K-L School Board Reviews Academic Support Model
Response to Intervention, an Albany mandate, probes for learning problems.
Katonah-Lewisboro School Board members got a preview Thursday of a state-mandated approach to identifying youngsters who fall behind in core instruction.
Called Response to Intervention, or RTI, it is a national program said to measure how well a student responds to scientific, research-based instruction. The State Education Department has given every school district until July 1, 2012 to add RTI principles to any evaluation of learning problems in grades K-4.
RTI principles, a committee of district educators told the board, include early identification of children at-risk followed by “interventions to close the skill or performance gap with peers.”
The committee—Katonah Elementary School Principal Jessica Godin; Andrew Galotti, assistant principal at Increase Miller Elementary School; Jennifer Fattore, a math support teacher; and Michael Weschler, the Increase Miller school psychologist—illustrated their separate talks with more than two dozen slides (posted with this story).
The slides included a three-tier, pyramid-style breakdown showing:
- In the broad base, assessments and interventions universally available to students who demonstrate a need for support.
- Tier 2 narrows down to youngsters with specific needs matched to targeted interventions.
- At the pyramid’s apex are the Tier 3 students who did not respond to interventions in the first two tiers.
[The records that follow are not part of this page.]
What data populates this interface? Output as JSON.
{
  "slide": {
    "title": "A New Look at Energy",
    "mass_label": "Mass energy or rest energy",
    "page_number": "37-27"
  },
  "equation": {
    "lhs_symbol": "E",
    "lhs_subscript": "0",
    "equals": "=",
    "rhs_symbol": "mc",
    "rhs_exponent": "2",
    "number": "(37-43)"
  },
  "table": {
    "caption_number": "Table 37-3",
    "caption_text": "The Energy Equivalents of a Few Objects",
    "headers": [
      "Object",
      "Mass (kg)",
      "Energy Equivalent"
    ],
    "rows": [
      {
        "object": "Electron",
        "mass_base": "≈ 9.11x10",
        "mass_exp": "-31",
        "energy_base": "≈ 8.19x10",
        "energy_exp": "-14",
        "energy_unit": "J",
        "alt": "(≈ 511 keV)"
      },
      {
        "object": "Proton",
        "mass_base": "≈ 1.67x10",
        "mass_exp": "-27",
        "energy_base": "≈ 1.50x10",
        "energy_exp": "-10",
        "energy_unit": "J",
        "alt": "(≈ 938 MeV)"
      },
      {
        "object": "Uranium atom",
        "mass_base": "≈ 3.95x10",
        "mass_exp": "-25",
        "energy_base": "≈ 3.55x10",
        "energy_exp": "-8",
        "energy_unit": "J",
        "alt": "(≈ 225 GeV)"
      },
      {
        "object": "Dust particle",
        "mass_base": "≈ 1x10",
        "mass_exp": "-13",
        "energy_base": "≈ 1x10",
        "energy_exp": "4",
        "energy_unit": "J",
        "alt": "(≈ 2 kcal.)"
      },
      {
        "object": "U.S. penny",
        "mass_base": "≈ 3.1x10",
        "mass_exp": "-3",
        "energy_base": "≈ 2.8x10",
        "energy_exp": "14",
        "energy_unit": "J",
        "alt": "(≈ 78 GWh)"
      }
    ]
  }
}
Alice Cronin, the district’s assistant superintendent for instruction, introduced the RTI presentation and later pledged, “We’re really going to work with parents.”
Still, at least one mother—the board’s vice president, Janet Harckham—worried that an errant RTI assessment could needlessly “shove interventions down a kid’s throat.” She expressed concern that a student capable of reading at an appropriate grade level, but unmotivated to do so, might be erroneously deemed in need of the program’s help.
Galotti assured Harckham that the program will not make snap judgments. Likening the program’s assessment procedure to a doctor’s blood-pressure screening, he said it only provides educators with a metric. Like a BP reading, it’s just one measure among many that go into making a full diagnosis and subsequent decision on a course of action.
Cronin, in response to a question from board member Peter Breslin, said that no budget had been set for the RTI program and that funding would be discussed over the winter as the district’s 2012-13 spending plan takes shape.
Katonah elementary students perform
The meeting was preceded by a choral performance by KES fourth and fifth grade singers. A photo is posted with this story.